ハンカチのおかげか、なんとか歩けそうな彼女の身体を支えながらゆっくりと家までの道を再び歩いて行った。


漫画なんかだったらここでおんぶしたりお姫様抱っこなんかしたりするんだろうな、なんて思ってはみるが、こんな街中でそこまでできる勇気は俺にはなかった。


しっかりと彼女の腰に手を回して支えていれば、ふわり、と香る甘い匂い。


これは妖精特有の何かなのか。

食生活的にそうなのかはわからないが、全身に感じるような香水の甘ったるさとは全く違う、心地よく鼻に入ってくる、甘くてなんだか思わず舐めてしまいたくなるような匂いがする。

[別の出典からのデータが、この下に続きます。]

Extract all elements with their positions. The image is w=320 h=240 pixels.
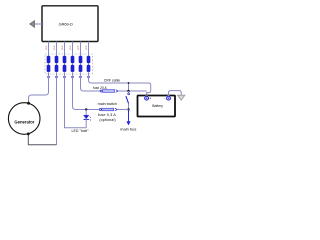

そんな匂いのせいなのか、美少女と密着しているからなのか、その密着した柔らかい肌触りのせいなのか、


きっとまあ全てのせいではあるのだが。


やはり男とはこんなもんで、変態的なそんな自分の感情に苦笑いしながらも、下心が溢れ出たドキドキと高鳴るその感情を不謹慎にも抑えることはできそうになかった。



–––––––––



それから数分間、なんだか勝手に気まずくなり一言も話さないまま家へ着いた。


ドアの前を一応確認してはみるが、相変わらず「穴」はなかった。



「ないな」

「…そうですね」



部屋に入りリビングに着くと、とりあえず彼女をソファーへ座らせる。


確かにどこかにあったはず。

記憶を探って棚の引き出しを全部開けてみれば、絆創膏と消毒液がそこにはあった。

それで手際良く手当をしてやれば、申し訳なさそうに眉を下げたレイナと目が合う。



「今日は色々とありがとうございました。最後に迷惑かけてしまい申し訳ありません」



迷惑をかけたのはこっちなのでは、と思うくらい彼女は何も悪くないのだが。

なんだかその言葉には、色んな意味も込められているような気もして、素直にそのまま受け取っておいた。

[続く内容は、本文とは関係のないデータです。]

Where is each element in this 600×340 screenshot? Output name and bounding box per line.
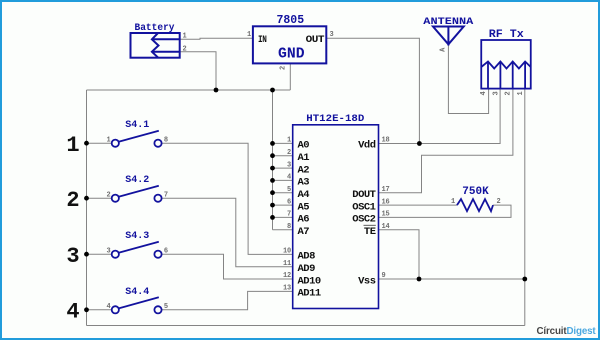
junction: Vdd node [417, 141, 422, 146]
pin name OSC2 [352, 214, 375, 226]
wire: Vdd pin18 to RF Tx pin 3 [379, 89, 501, 144]
svg-text:Battery: Battery [135, 23, 175, 34]
regulator U2 7805 box [253, 26, 326, 63]
wire: RF Tx pin 1 down to bottom ground rail [524, 89, 526, 326]
svg-text:TE: TE [364, 226, 376, 238]
svg-text:A6: A6 [298, 214, 310, 226]
svg-text:5: 5 [164, 303, 168, 311]
svg-text:AD8: AD8 [298, 251, 316, 263]
svg-text:14: 14 [382, 223, 390, 231]
junction: bus at A5 [270, 203, 275, 208]
svg-text:9: 9 [382, 272, 386, 280]
pin name AD10 [298, 275, 321, 287]
svg-text:IN: IN [258, 34, 267, 46]
RF Tx pin 4 number [480, 91, 488, 95]
antenna pin A label [440, 47, 448, 52]
svg-text:8: 8 [287, 223, 291, 231]
RF Tx label [489, 29, 524, 41]
svg-text:7805: 7805 [276, 14, 304, 27]
svg-text:6: 6 [164, 247, 168, 255]
svg-text:3: 3 [287, 161, 291, 169]
svg-text:1: 1 [106, 136, 110, 144]
svg-text:A0: A0 [298, 140, 310, 152]
switch S4.1 [112, 131, 162, 147]
wire: resistor pin 2 to OSC2 pin15 [379, 205, 512, 217]
svg-text:A5: A5 [298, 201, 310, 213]
svg-text:4: 4 [287, 174, 291, 182]
switch S4.4 label [125, 287, 149, 298]
pin name AD8 [298, 251, 316, 263]
svg-text:A1: A1 [298, 152, 310, 164]
pin name A3 [298, 177, 310, 189]
S4.3 pin 6 number [164, 247, 168, 255]
wire: S4.3 to AD10 pin12 [162, 254, 293, 279]
resistor pin 2 number [497, 198, 501, 206]
antenna label [423, 16, 474, 28]
battery label [135, 23, 175, 34]
switch S4.3 label [125, 231, 149, 242]
IC pin 7 number [287, 211, 291, 219]
pin name OSC1 [352, 201, 375, 213]
junction: left rail S4.4 [84, 307, 89, 312]
junction: TE to Vss line [417, 277, 422, 282]
pin name A7 [298, 226, 310, 238]
svg-text:GND: GND [278, 46, 305, 62]
svg-text:DOUT: DOUT [352, 189, 375, 201]
switch S4.2 label [125, 175, 149, 186]
wire: OSC1 pin16 to resistor pin 1 [379, 204, 458, 206]
svg-text:HT12E-18D: HT12E-18D [306, 113, 364, 125]
svg-text:750K: 750K [462, 186, 489, 198]
svg-text:S4.2: S4.2 [125, 175, 149, 186]
svg-text:S4.3: S4.3 [125, 231, 149, 242]
IC pin 15 number [382, 211, 390, 219]
svg-text:OSC1: OSC1 [352, 201, 375, 213]
svg-text:A2: A2 [298, 164, 310, 176]
svg-text:7: 7 [287, 211, 291, 219]
svg-text:17: 17 [382, 186, 390, 194]
svg-text:2: 2 [280, 66, 288, 70]
svg-text:8: 8 [164, 136, 168, 144]
wire: main ground horizontal y=90 [87, 89, 291, 91]
svg-text:A3: A3 [298, 177, 310, 189]
IC pin 16 number [382, 198, 390, 206]
IC pin 1 number [287, 137, 291, 145]
HT12E-18D label [306, 113, 364, 125]
resistor pin 1 number [451, 198, 455, 206]
node number 3 [66, 244, 79, 269]
IC pin 2 number [287, 149, 291, 157]
svg-text:11: 11 [283, 260, 291, 268]
svg-text:12: 12 [283, 272, 291, 280]
junction: bus at A2 [270, 166, 275, 171]
junction: bus at A0 [270, 141, 275, 146]
wire: Vss pin9 to RF Tx pin1 vertical [379, 278, 525, 280]
antenna ANT1 symbol [433, 27, 464, 46]
IC pin 14 number [382, 223, 390, 231]
svg-text:S4.1: S4.1 [125, 120, 149, 131]
junction: ground line to address bus [270, 88, 275, 93]
pin name Vss [358, 275, 376, 287]
7805 GND pin name [278, 46, 305, 62]
junction: left rail S4.3 [84, 252, 89, 257]
node number 1 [66, 133, 79, 158]
svg-text:OSC2: OSC2 [352, 214, 375, 226]
wire: S4.1 to AD8 pin10 [162, 143, 293, 254]
RF Tx pin 2 number [505, 91, 513, 95]
svg-text:1: 1 [451, 198, 455, 206]
junction: Vss line to RF pin1 vertical [522, 277, 527, 282]
7805 pin 2 number [280, 66, 288, 70]
svg-text:3: 3 [106, 247, 110, 255]
svg-text:18: 18 [382, 137, 390, 145]
svg-text:2: 2 [66, 188, 79, 213]
IC pin 13 number [283, 285, 291, 293]
svg-text:4: 4 [480, 91, 488, 95]
wire: left ground rail vertical [86, 90, 88, 326]
junction: left rail S4.1 [84, 141, 89, 146]
wire: antenna lead to RF Tx pin 4 [448, 46, 488, 114]
IC pin 12 number [283, 272, 291, 280]
pin name AD11 [298, 288, 321, 300]
S4.1 pin 1 number [106, 136, 110, 144]
wire: bottom ground rail [87, 325, 525, 327]
IC pin 3 number [287, 161, 291, 169]
S4.3 pin 3 number [106, 247, 110, 255]
CircuitDigest logo [537, 326, 597, 337]
junction: bus at A6 [270, 215, 275, 220]
svg-text:2: 2 [106, 191, 110, 199]
svg-text:7: 7 [164, 191, 168, 199]
encoder IC U1 HT12E-18D box [293, 125, 379, 309]
wire: DOUT pin17 to RF Tx pin 2 [379, 89, 513, 193]
RF Tx pin 1 number [517, 91, 525, 95]
svg-text:1: 1 [517, 91, 525, 95]
7805 pin 1 number [247, 31, 251, 39]
svg-text:A7: A7 [298, 226, 310, 238]
svg-text:15: 15 [382, 211, 390, 219]
pin name DOUT [352, 189, 375, 201]
battery BAT1 symbol [131, 33, 180, 58]
switch S4.1 label [125, 120, 149, 131]
wire: S4.3 left [87, 253, 112, 255]
svg-text:1: 1 [287, 137, 291, 145]
pin name A1 [298, 152, 310, 164]
junction: battery minus on ground line [214, 88, 219, 93]
IC pin 4 number [287, 174, 291, 182]
S4.4 pin 5 number [164, 303, 168, 311]
svg-text:AD10: AD10 [298, 275, 321, 287]
IC pin 18 number [382, 137, 390, 145]
wire: S4.2 left [87, 197, 112, 199]
battery pin 1 number [183, 32, 187, 40]
wire: S4.4 to AD11 pin13 [162, 291, 293, 309]
pin name TE with overline [364, 225, 376, 238]
svg-text:OUT: OUT [306, 34, 325, 46]
wire: TE pin14 to ground [379, 230, 420, 279]
wire: battery plus to 7805 IN [180, 38, 253, 39]
wire: battery minus down to ground rail [180, 52, 216, 90]
7805 label [276, 14, 304, 27]
wire: S4.4 left [87, 309, 112, 311]
svg-text:2: 2 [287, 149, 291, 157]
svg-text:S4.4: S4.4 [125, 287, 149, 298]
RF transmitter module RF Tx [481, 40, 531, 89]
svg-text:1: 1 [66, 133, 79, 158]
node number 4 [66, 299, 79, 324]
svg-text:4: 4 [66, 299, 79, 324]
wire: S4.2 to AD9 pin11 [162, 198, 293, 267]
S4.4 pin 4 number [106, 303, 110, 311]
svg-text:2: 2 [505, 91, 513, 95]
pin name A2 [298, 164, 310, 176]
S4.2 pin 2 number [106, 191, 110, 199]
wire: 7805 OUT to Vdd node [326, 38, 419, 143]
svg-text:10: 10 [283, 248, 291, 256]
IC pin 11 number [283, 260, 291, 268]
svg-text:6: 6 [287, 198, 291, 206]
svg-text:RF Tx: RF Tx [489, 29, 524, 41]
svg-text:5: 5 [287, 186, 291, 194]
pin name A0 [298, 140, 310, 152]
pin name AD9 [298, 263, 316, 275]
junction: left rail S4.2 [84, 196, 89, 201]
resistor R1 750K zigzag [457, 199, 493, 211]
junction: bus at A1 [270, 153, 275, 158]
svg-text:3: 3 [492, 91, 500, 95]
pin name A6 [298, 214, 310, 226]
svg-text:4: 4 [106, 303, 110, 311]
svg-text:ANTENNA: ANTENNA [423, 16, 474, 28]
IC pin 10 number [283, 248, 291, 256]
7805 pin 3 number [330, 31, 334, 39]
switch S4.3 [112, 242, 162, 258]
wire: address bus vertical A0-A7 [272, 90, 274, 230]
IC pin 5 number [287, 186, 291, 194]
svg-text:AD9: AD9 [298, 263, 316, 275]
svg-text:Vss: Vss [358, 275, 376, 287]
pin name A5 [298, 201, 310, 213]
S4.2 pin 7 number [164, 191, 168, 199]
switch S4.2 [112, 186, 162, 202]
svg-text:13: 13 [283, 285, 291, 293]
svg-text:CírcuitDigest: CírcuitDigest [537, 326, 597, 337]
S4.1 pin 8 number [164, 136, 168, 144]
resistor value label 750K [462, 186, 489, 198]
svg-text:2: 2 [183, 45, 187, 53]
svg-text:16: 16 [382, 198, 390, 206]
svg-text:1: 1 [183, 32, 187, 40]
svg-text:3: 3 [66, 244, 79, 269]
switch S4.4 [112, 297, 162, 313]
svg-text:1: 1 [247, 31, 251, 39]
wire: S4.1 left [87, 142, 112, 144]
RF Tx pin 3 number [492, 91, 500, 95]
pin name Vdd [358, 140, 376, 152]
pin name A4 [298, 189, 310, 201]
svg-text:3: 3 [330, 31, 334, 39]
battery pin 2 number [183, 45, 187, 53]
svg-text:A4: A4 [298, 189, 310, 201]
svg-text:Vdd: Vdd [358, 140, 376, 152]
7805 IN pin name [258, 34, 267, 46]
junction: bus at A3 [270, 178, 275, 183]
IC pin 17 number [382, 186, 390, 194]
junction: bus at A4 [270, 190, 275, 195]
wire: stubs bus to pins A0-A7 [273, 143, 293, 229]
wire: 7805 GND pin 2 leg [289, 63, 291, 90]
7805 OUT pin name [306, 34, 325, 46]
IC pin 6 number [287, 198, 291, 206]
svg-text:2: 2 [497, 198, 501, 206]
IC pin 8 number [287, 223, 291, 231]
node number 2 [66, 188, 79, 213]
IC pin 9 number [382, 272, 386, 280]
svg-text:AD11: AD11 [298, 288, 321, 300]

そんなわけで、浮き足だっていた休日デートは、なんとも言えない雰囲気で終わることになった。



「そんな顔しないで。綺麗な顔が台無しだから」

「ふふっ、またそういうこと言う」

「かっこよかった?」

「まあまあです」



眉を下げながら笑うレイナに、俺もつられて笑ってみせた。


そのまま彼女の頭をゆっくりと撫でると、サラサラと金色が綺麗に揺れる。



「一緒に帰る方法、考えよう」

「…ありがとうございます」



今日も消えたままのその「穴」は、また再び現れることはあるのだろうか。


なぜ、消えてしまったのか。


そもそも「穴」とは、何なのだろう。



まだまだ謎に包まれたこの状況を、理解はできないが、受け入れてみることにしよう。


俺は面倒ごとは嫌いだ。


だけど、彼女の悲しい表現はもっと嫌いだと、そう思ってしまうのだから仕方ない。